Warren, whose son, Powers, plays tight end at Mississippi State, knows that every student-athlete in the Big Ten likely won’t have their own personal sports psychologist, but he won’t allow that to be an excuse.

“What I don’t want to hear and what alarms me is when I hear stories of a student-athlete going for help and they’re told that we can take you in 30 days from now, that’s what we can’t have,” he said. “We have too many resources, we have too many smart people. We have too many great institutions. And so this is something I’m going to really push the envelope on.”

Name, image and likeness debate

NCAA sports are hurtling toward college athletes being able to benefit from the use of their name, image and likeness “in a manner consistent with the collegiate model.”
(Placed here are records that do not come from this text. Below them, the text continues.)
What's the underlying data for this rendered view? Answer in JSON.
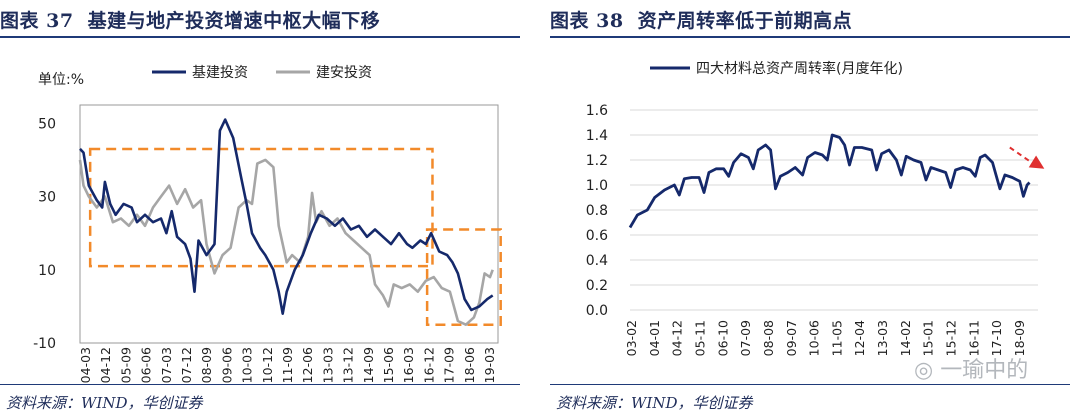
{
  "colors": {
    "navy": "#1f2d5a",
    "series_main": "#15296b",
    "series_grey": "#a6a6a6",
    "box": "#f28a2a",
    "arrow": "#e03030",
    "rule": "#1f3a78"
  },
  "left": {
    "fig_tag": "图表 37",
    "fig_title": "基建与地产投资增速中枢大幅下移",
    "source": "资料来源：WIND，华创证券"
  },
  "right": {
    "fig_tag": "图表 38",
    "fig_title": "资产周转率低于前期高点",
    "source": "资料来源：WIND，华创证券"
  },
  "watermark": "一瑜中的",
  "chart_data": [
    {
      "type": "line",
      "title": "基建与地产投资增速中枢大幅下移",
      "unit_label": "单位:%",
      "ylim": [
        -10,
        55
      ],
      "yticks": [
        50,
        30,
        10,
        -10
      ],
      "x_start": 2004.17,
      "x_end": 2019.8,
      "x_tick_labels": [
        "04-03",
        "04-12",
        "05-09",
        "06-06",
        "07-03",
        "07-12",
        "08-09",
        "09-06",
        "10-03",
        "10-12",
        "11-09",
        "12-06",
        "13-03",
        "13-12",
        "14-09",
        "15-06",
        "16-03",
        "16-12",
        "17-09",
        "18-06",
        "19-03"
      ],
      "series": [
        {
          "name": "基建投资",
          "points": [
            [
              2004.17,
              43
            ],
            [
              2004.3,
              42
            ],
            [
              2004.5,
              33
            ],
            [
              2004.8,
              29
            ],
            [
              2005.0,
              27
            ],
            [
              2005.1,
              34
            ],
            [
              2005.3,
              28
            ],
            [
              2005.5,
              25
            ],
            [
              2005.8,
              28
            ],
            [
              2006.1,
              27
            ],
            [
              2006.3,
              23
            ],
            [
              2006.6,
              25
            ],
            [
              2006.9,
              23
            ],
            [
              2007.2,
              24
            ],
            [
              2007.4,
              20
            ],
            [
              2007.6,
              26
            ],
            [
              2007.8,
              19
            ],
            [
              2008.1,
              17
            ],
            [
              2008.3,
              13
            ],
            [
              2008.45,
              4
            ],
            [
              2008.6,
              18
            ],
            [
              2008.9,
              14
            ],
            [
              2009.2,
              17
            ],
            [
              2009.4,
              48
            ],
            [
              2009.6,
              51
            ],
            [
              2009.9,
              46
            ],
            [
              2010.2,
              35
            ],
            [
              2010.4,
              28
            ],
            [
              2010.6,
              20
            ],
            [
              2010.9,
              16
            ],
            [
              2011.1,
              14
            ],
            [
              2011.4,
              10
            ],
            [
              2011.6,
              4
            ],
            [
              2011.75,
              -2
            ],
            [
              2011.9,
              4
            ],
            [
              2012.2,
              10
            ],
            [
              2012.5,
              14
            ],
            [
              2012.8,
              20
            ],
            [
              2013.1,
              25
            ],
            [
              2013.4,
              24
            ],
            [
              2013.7,
              22
            ],
            [
              2014.0,
              24
            ],
            [
              2014.3,
              21
            ],
            [
              2014.6,
              22
            ],
            [
              2014.9,
              19
            ],
            [
              2015.2,
              21
            ],
            [
              2015.5,
              19
            ],
            [
              2015.8,
              17
            ],
            [
              2016.1,
              20
            ],
            [
              2016.4,
              17
            ],
            [
              2016.6,
              16
            ],
            [
              2016.9,
              18
            ],
            [
              2017.1,
              17
            ],
            [
              2017.3,
              20
            ],
            [
              2017.6,
              15
            ],
            [
              2017.9,
              14
            ],
            [
              2018.1,
              12
            ],
            [
              2018.3,
              9
            ],
            [
              2018.55,
              2
            ],
            [
              2018.8,
              -1
            ],
            [
              2019.1,
              0
            ],
            [
              2019.4,
              2
            ],
            [
              2019.6,
              3
            ]
          ]
        },
        {
          "name": "建安投资",
          "points": [
            [
              2004.17,
              40
            ],
            [
              2004.3,
              33
            ],
            [
              2004.5,
              30
            ],
            [
              2004.8,
              27
            ],
            [
              2005.1,
              30
            ],
            [
              2005.4,
              23
            ],
            [
              2005.7,
              24
            ],
            [
              2006.0,
              22
            ],
            [
              2006.3,
              25
            ],
            [
              2006.6,
              22
            ],
            [
              2006.9,
              27
            ],
            [
              2007.2,
              30
            ],
            [
              2007.5,
              33
            ],
            [
              2007.8,
              28
            ],
            [
              2008.1,
              32
            ],
            [
              2008.4,
              27
            ],
            [
              2008.7,
              29
            ],
            [
              2008.9,
              17
            ],
            [
              2009.2,
              9
            ],
            [
              2009.5,
              14
            ],
            [
              2009.8,
              16
            ],
            [
              2010.1,
              27
            ],
            [
              2010.4,
              29
            ],
            [
              2010.6,
              28
            ],
            [
              2010.8,
              39
            ],
            [
              2011.1,
              40
            ],
            [
              2011.4,
              38
            ],
            [
              2011.6,
              22
            ],
            [
              2011.9,
              12
            ],
            [
              2012.1,
              14
            ],
            [
              2012.4,
              12
            ],
            [
              2012.7,
              19
            ],
            [
              2012.85,
              31
            ],
            [
              2013.0,
              23
            ],
            [
              2013.2,
              26
            ],
            [
              2013.5,
              22
            ],
            [
              2013.8,
              24
            ],
            [
              2014.1,
              20
            ],
            [
              2014.4,
              18
            ],
            [
              2014.7,
              16
            ],
            [
              2015.0,
              14
            ],
            [
              2015.2,
              6
            ],
            [
              2015.5,
              3
            ],
            [
              2015.7,
              0
            ],
            [
              2015.9,
              6
            ],
            [
              2016.2,
              5
            ],
            [
              2016.5,
              6
            ],
            [
              2016.8,
              4
            ],
            [
              2017.1,
              7
            ],
            [
              2017.4,
              8
            ],
            [
              2017.7,
              5
            ],
            [
              2018.0,
              4
            ],
            [
              2018.3,
              -4
            ],
            [
              2018.6,
              -5
            ],
            [
              2018.9,
              -3
            ],
            [
              2019.1,
              1
            ],
            [
              2019.3,
              9
            ],
            [
              2019.5,
              8
            ],
            [
              2019.6,
              10
            ]
          ]
        }
      ],
      "annotations": [
        {
          "shape": "dashed-box",
          "x0": 2004.55,
          "x1": 2017.35,
          "y0": 11,
          "y1": 43
        },
        {
          "shape": "dashed-box",
          "x0": 2017.15,
          "x1": 2019.9,
          "y0": -5,
          "y1": 21
        }
      ]
    },
    {
      "type": "line",
      "title": "资产周转率低于前期高点",
      "legend": "四大材料总资产周转率(月度年化)",
      "ylim": [
        0,
        1.6
      ],
      "yticks": [
        0.0,
        0.2,
        0.4,
        0.6,
        0.8,
        1.0,
        1.2,
        1.4,
        1.6
      ],
      "yticks_text": [
        "0.0",
        "0.2",
        "0.4",
        "0.6",
        "0.8",
        "1.0",
        "1.2",
        "1.4",
        "1.6"
      ],
      "x_start": 2003.1,
      "x_end": 2019.4,
      "x_tick_labels": [
        "03-02",
        "04-01",
        "04-12",
        "05-11",
        "06-10",
        "07-09",
        "08-08",
        "09-07",
        "10-06",
        "11-05",
        "12-04",
        "13-03",
        "14-02",
        "15-01",
        "15-12",
        "16-11",
        "17-10",
        "18-09"
      ],
      "series": [
        {
          "name": "四大材料总资产周转率(月度年化)",
          "points": [
            [
              2003.1,
              0.66
            ],
            [
              2003.4,
              0.76
            ],
            [
              2003.8,
              0.8
            ],
            [
              2004.1,
              0.9
            ],
            [
              2004.5,
              0.96
            ],
            [
              2004.9,
              1.0
            ],
            [
              2005.1,
              0.92
            ],
            [
              2005.3,
              1.05
            ],
            [
              2005.6,
              1.06
            ],
            [
              2005.9,
              1.06
            ],
            [
              2006.1,
              0.94
            ],
            [
              2006.3,
              1.1
            ],
            [
              2006.6,
              1.13
            ],
            [
              2006.9,
              1.13
            ],
            [
              2007.1,
              1.07
            ],
            [
              2007.3,
              1.18
            ],
            [
              2007.6,
              1.25
            ],
            [
              2007.9,
              1.22
            ],
            [
              2008.1,
              1.13
            ],
            [
              2008.3,
              1.28
            ],
            [
              2008.6,
              1.32
            ],
            [
              2008.8,
              1.28
            ],
            [
              2009.0,
              0.97
            ],
            [
              2009.2,
              1.07
            ],
            [
              2009.5,
              1.1
            ],
            [
              2009.8,
              1.14
            ],
            [
              2010.1,
              1.08
            ],
            [
              2010.3,
              1.22
            ],
            [
              2010.6,
              1.26
            ],
            [
              2010.9,
              1.24
            ],
            [
              2011.1,
              1.2
            ],
            [
              2011.3,
              1.4
            ],
            [
              2011.6,
              1.38
            ],
            [
              2011.8,
              1.32
            ],
            [
              2012.0,
              1.16
            ],
            [
              2012.2,
              1.3
            ],
            [
              2012.5,
              1.3
            ],
            [
              2012.9,
              1.28
            ],
            [
              2013.1,
              1.12
            ],
            [
              2013.3,
              1.25
            ],
            [
              2013.6,
              1.28
            ],
            [
              2013.9,
              1.2
            ],
            [
              2014.1,
              1.08
            ],
            [
              2014.3,
              1.23
            ],
            [
              2014.6,
              1.2
            ],
            [
              2014.9,
              1.18
            ],
            [
              2015.1,
              1.04
            ],
            [
              2015.3,
              1.14
            ],
            [
              2015.6,
              1.12
            ],
            [
              2015.9,
              1.1
            ],
            [
              2016.1,
              0.98
            ],
            [
              2016.3,
              1.12
            ],
            [
              2016.6,
              1.14
            ],
            [
              2016.9,
              1.12
            ],
            [
              2017.1,
              1.07
            ],
            [
              2017.3,
              1.22
            ],
            [
              2017.5,
              1.24
            ],
            [
              2017.8,
              1.18
            ],
            [
              2018.1,
              0.97
            ],
            [
              2018.3,
              1.08
            ],
            [
              2018.6,
              1.06
            ],
            [
              2018.9,
              1.03
            ],
            [
              2019.05,
              0.91
            ],
            [
              2019.2,
              1.0
            ],
            [
              2019.3,
              1.02
            ]
          ]
        }
      ],
      "annotations": [
        {
          "shape": "trend-arrow",
          "x0": 2018.5,
          "y0": 1.3,
          "x1": 2019.9,
          "y1": 1.13
        }
      ]
    }
  ]
}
Warren is 100-percent “college model.” He mentioned that repeatedly. He’s currently on a tour of all 14 Big Ten schools and he’s been a consistent no on “pay for play.”

That said, this isn’t a blind sport for Warren. The NCAA voted yes on this in October. So, now what? Well, the fact that it’s being discussed as an action item puts a clock on it. There was nothing definitive here, but you can clearly see it’s spinning around Warren’s brain.

“I’ve challenged people within the Big Ten,” he said. “I’ve challenged other people within college sports. I want to get to the point where we can discuss all of those things that we talk around our dinner tables that we haven’t been able to discuss before.”

One-time transfer rule

Warren was a freshman basketball player at the University of Pennsylvania in the early ’80s. He was a freshman when Iowa basketball coach Fran McCaffery was a senior at Penn. Warren eventually transferred. Through that prism, it’ll be shocking if this isn’t implemented in the Big Ten and beyond.


“The lawyer in me started to get concerned with of all the personal issues that people had to share to get a waiver,” he said. “You’d have to go into personal issues, maybe if your mother was ill or your father was ill or if you were ill or if you were having mental health and wellness issues. I’m always very protective of people’s personal information.

“And so I’m a big believer that every individual, every student-athlete should have an opportunity on a onetime basis to make sure that they are allowed to transfer.”

If they transfer again, though, Warren said, probably be prepared to sit out a year.

Big Ten officiating

Everyone wants perfect officiating. Not ... gonna ... happen.

Warren put on the whistle for a few of his kids’ youth basketball games. It was an eye opener.

“These are like sixth-graders running around, and you know, I’m missing calls, I’m at a wrong angle. I’m thinking like, you know what, this job is harder than you really think,” he said.

It’s a human endeavor and so expecting perfection will lead to a few broken TV sets.

But just quickly on replay, “Instant replay should be for those certain plays, but it should not be that every single play that we have to stop a game to do it,” Warren said.

Warren is comfortable with the current officiating model. The Big Ten signed director of officials Bill Carollo to a five-year extension in December.

“That doesn’t mean that we should cut them total slack because they’re professionals,” Warren said. “But I say that to say part of the beauty about intercollegiate athletics is to have another human being involved from an officiating standpoint. And all I ask is that our officials are trained, we provide them with the best equipment, that they’re focused and that they come into each and every game with a heart of fairness.


“And so long as that happens, will every call go your way? No. But that is what people talk about for years to come, but as far as from the Big Ten standpoint, whether it’s our basketball or football or our other officials, I’m comfortable with where we are, and you have my word that we’ll continually every single year try to train them to even get better.”